Znacznie wcześniej, bo w 2028 roku, pracę zakończy kopalnia Bolesław Śmiały, a rok później - kopalnia Sośnica. Górnicy zatrudnieni w tych kopalniach mają powody do niepokoju, ale w znacznie gorszej sytuacji są pracownicy bytomskie kopalni Bobrek, która zamiast, jak planowano, pracować do 2040 roku, przestanie wydobywać węgiel w 2025 roku. Wyższy Urząd Górniczy ze względu na ryzyko związane z fedrowaniem, nie dał zgody na dłuższe funkcjonowanie kopalni.
W podobnej sytuacji może znaleźć się kopalnia Rydułtowy, która pierwotnie miała pracować do 2043 roku. "Niedawny wstrząs, do którego w niej doszło, wywołał jednak dyskusję na temat tego czy ze względów bezpieczeństwa, nie byłoby lepiej zamknąć ją wcześniej. Żadnych decyzji jednak jeszcze nie podjęto", czytamy w "Dzienniku Zachodnim".

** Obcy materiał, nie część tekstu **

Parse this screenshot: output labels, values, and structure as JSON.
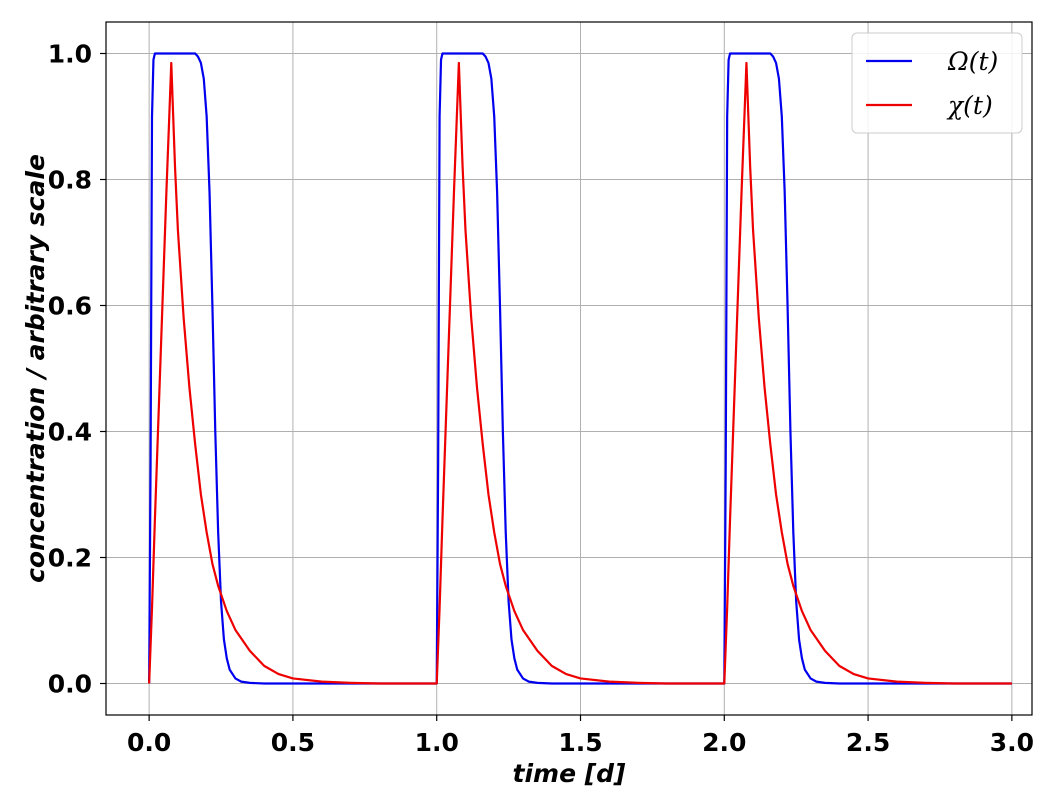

By nie kończyć minorowo, są takie kopalnie, które mają funkcjonować i po granicznej dacie 2049. Jak przypomina "DZ", to kopalnie należące do Jastrzębskiej Spółki Węglowej.
"W chwili obecnej są one niezagrożone zamknięciem. A to dlatego, że wydobywa się w nich węgiel koksujący, wykorzystywany do produkcji stali", tłumaczy śląski dziennik i dodaje: "W spółce wskazują, że jedyne daty, regulujące działalność kopalń JSW, to daty związane z ważnością koncesji na eksploatowane złoże. Systematycznie, Jastrzębska Spółka Węglowa występuje jednak o ich przedłużenie lub o wydanie nowych koncesji".